Search code examples
pythondataframeapache-sparkpysparkclosest

Find the closest value of each value in a column compared to another column in the same PySpark dataframe with exclusion criteria


I have two pyspark dataframes like shown below:

dfamr = spark.read.csv("/C:/Sushant Workspace/Tech/Self/pyspark 
datasets/amrrates.csv", header="true")
dfexclusion = spark.read.csv("/C:/Sushant Workspace/Tech/Self/pyspark 
datasets/exclusionrates.csv", header="true")
dfamr.show()

enter image description here

dfexclusion.show()

enter image description here

The task is to find the closest "ratecodeid" corresponding to "offer1" (and save it as "offer1CodeId") and also to "offer2" (and save it as "offer2CodeId"). ** In the offer1CodeId and offer2CodeId , I cannot be selecting the codes R4 and R5, even if they are the closest ones , instead I should be selecting the next closest rate from the ratecodeid column. the output table should be looking like below.

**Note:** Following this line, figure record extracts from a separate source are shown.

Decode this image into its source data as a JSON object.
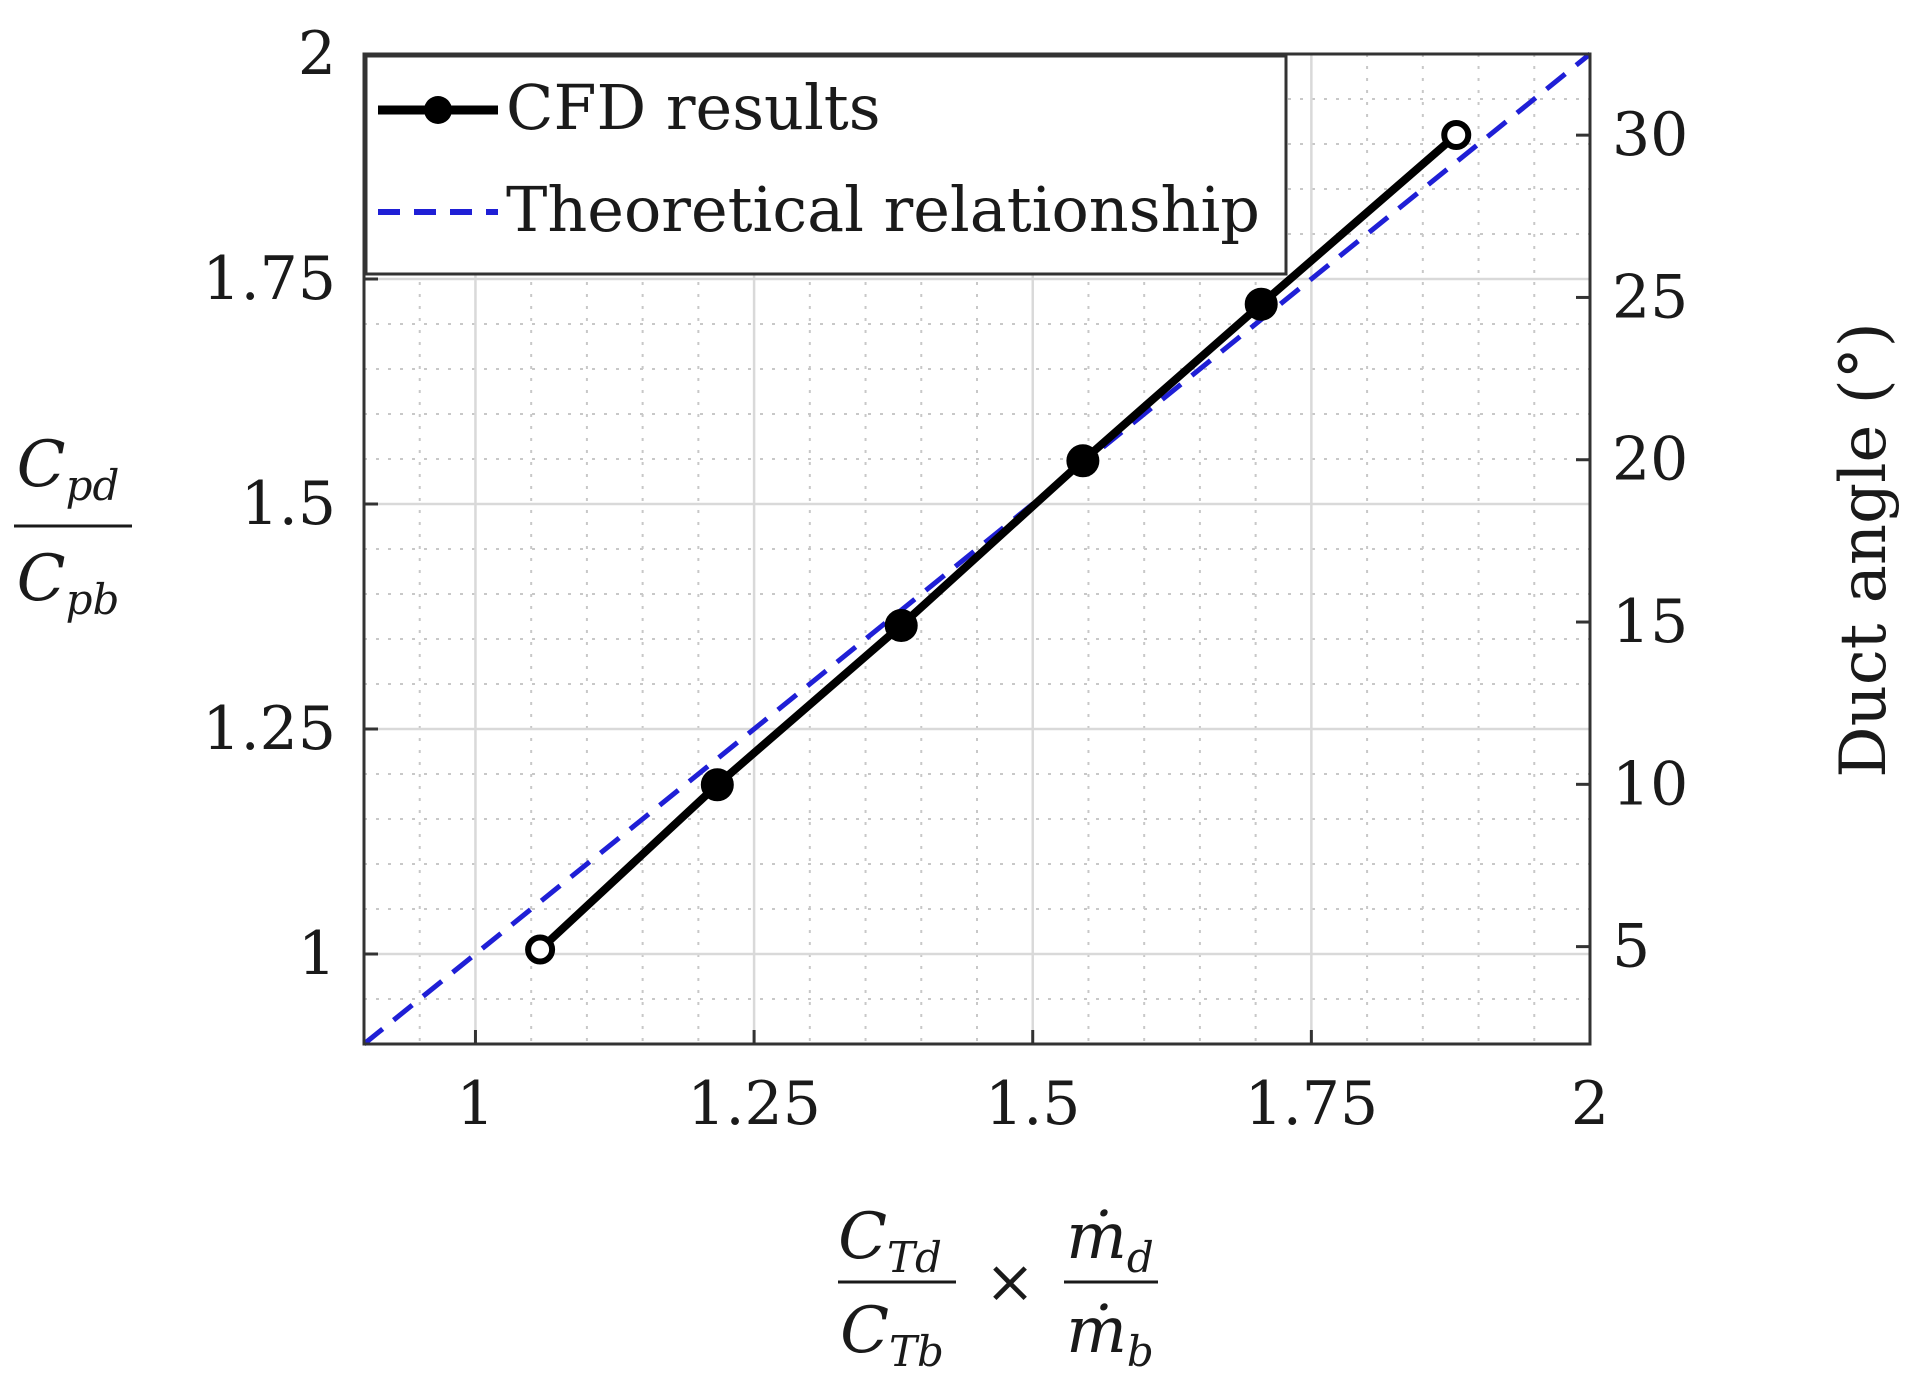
{
  "chart_data": {
    "type": "line",
    "xlim": [
      0.9,
      2.0
    ],
    "ylim": [
      0.9,
      2.0
    ],
    "y2lim": [
      2.0,
      32.5
    ],
    "x_ticks": [
      "1",
      "1.25",
      "1.5",
      "1.75",
      "2"
    ],
    "x_tick_values": [
      1,
      1.25,
      1.5,
      1.75,
      2
    ],
    "y_ticks": [
      "1",
      "1.25",
      "1.5",
      "1.75",
      "2"
    ],
    "y_tick_values": [
      1,
      1.25,
      1.5,
      1.75,
      2
    ],
    "y2_ticks": [
      "5",
      "10",
      "15",
      "20",
      "25",
      "30"
    ],
    "y2_tick_values": [
      5,
      10,
      15,
      20,
      25,
      30
    ],
    "xlabel": {
      "num1": "C",
      "num1_sub": "Td",
      "den1": "C",
      "den1_sub": "Tb",
      "times": "×",
      "num2": "ṁ",
      "num2_sub": "d",
      "den2": "ṁ",
      "den2_sub": "b"
    },
    "ylabel": {
      "num": "C",
      "num_sub": "pd",
      "den": "C",
      "den_sub": "pb"
    },
    "y2label": "Duct angle (°)",
    "grid": true,
    "minor_grid": true,
    "legend_position": "top-left",
    "series": [
      {
        "name": "CFD results",
        "color": "#000000",
        "style": "solid",
        "marker": "circle",
        "x": [
          1.058,
          1.217,
          1.382,
          1.545,
          1.705,
          1.88
        ],
        "y": [
          1.005,
          1.188,
          1.365,
          1.548,
          1.722,
          1.91
        ]
      },
      {
        "name": "Theoretical relationship",
        "color": "#1f1fd6",
        "style": "dashed",
        "marker": "none",
        "x": [
          0.9,
          2.0
        ],
        "y": [
          0.9,
          2.0
        ]
      }
    ]
  }
}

enter image description here

-Refer to the row5 (ratecodeid=R5), in the output below, offer1CodeId should be R4 because 5.4 is closest to 5.5, but instead it is R3 because R4 cannot be selected because it is in the exclusion rates. -Refer to the row7 (ratecodeid=R7), in the output below, offer2CodeId should be R4 because 5.6 is closest to 5.5, but instead it is R3 because R4 cannot be selected because it is in the exclusion rates. -Refer to the row6 (ratecodeid=R6), in the output below, offer1CodeId should be R5 because 5.85 is closest to 6, but instead it is R6 because R5 and the next closest R4 cannot be selected because it is in the exclusion rates.


Solution

  • Input dataframes:

    from pyspark.sql import functions as F, Window as W
    dfamr = spark.createDataFrame(
        [( 'R1', 4.0, 3.60, 3.2),
         ( 'R2', 4.5, 4.05, 3.6),
         ( 'R3', 5.0, 4.50, 4.0),
         ( 'R4', 5.5, 4.95, 4.4),
         ( 'R5', 6.0, 5.40, 4.8),
         ( 'R6', 6.5, 5.85, 5.2),
         ( 'R7', 7.0, 6.30, 5.6),
         ( 'R8', 7.5, 6.75, 6.0),
         ( 'R9', 8.0, 7.20, 6.4),
         ('R10', 8.5, 7.65, 6.8)],
        ['ratecodeid', 'weeklyrate', 'offer1', 'offer2'])
    
    dfexclusion = spark.createDataFrame([('R4',), ('R5',)], ['exclusionrate'])
    

    Script:

    exclusions = [r[0] for r in dfexclusion.select('exclusionrate').collect()]
    
    def closest(col):
        rates = F.collect_list(F.struct('weeklyrate', 'ratecodeid')).over(W.orderBy())
        return F.array_sort(F.transform(
            F.filter(rates, lambda x: ~x.ratecodeid.isin(exclusions)),
            lambda x: F.struct(
                F.abs(F.col(col) - x['weeklyrate']).alias('diff'),
                x['weeklyrate'].alias('weeklyrate'),
                x['ratecodeid'].alias('ratecodeid'),
            )
        ))[0]['ratecodeid'].alias(f'{col}Ratecode')
    df = dfamr.select('*', closest('offer1'), closest('offer2'))
    
    df.show()
    # +----------+----------+------+------+--------------+--------------+
    # |ratecodeid|weeklyrate|offer1|offer2|offer1Ratecode|offer2Ratecode|
    # +----------+----------+------+------+--------------+--------------+
    # |        R1|       4.0|   3.6|   3.2|            R1|            R1|
    # |        R2|       4.5|  4.05|   3.6|            R1|            R1|
    # |        R3|       5.0|   4.5|   4.0|            R2|            R1|
    # |        R4|       5.5|  4.95|   4.4|            R3|            R2|
    # |        R5|       6.0|   5.4|   4.8|            R3|            R3|
    # |        R6|       6.5|  5.85|   5.2|            R6|            R3|
    # |        R7|       7.0|   6.3|   5.6|            R6|            R3|
    # |        R8|       7.5|  6.75|   6.0|            R6|            R6|
    # |        R9|       8.0|   7.2|   6.4|            R7|            R6|
    # |       R10|       8.5|  7.65|   6.8|            R8|            R7|
    # +----------+----------+------+------+--------------+--------------+
    

    collect_list collects values into an array.
    filter removes values which are inside dfexclusion.
    transform adds the difference column into the array.
    array_sort sorts the array, so that the smallest difference would be the first element which we take afterwards.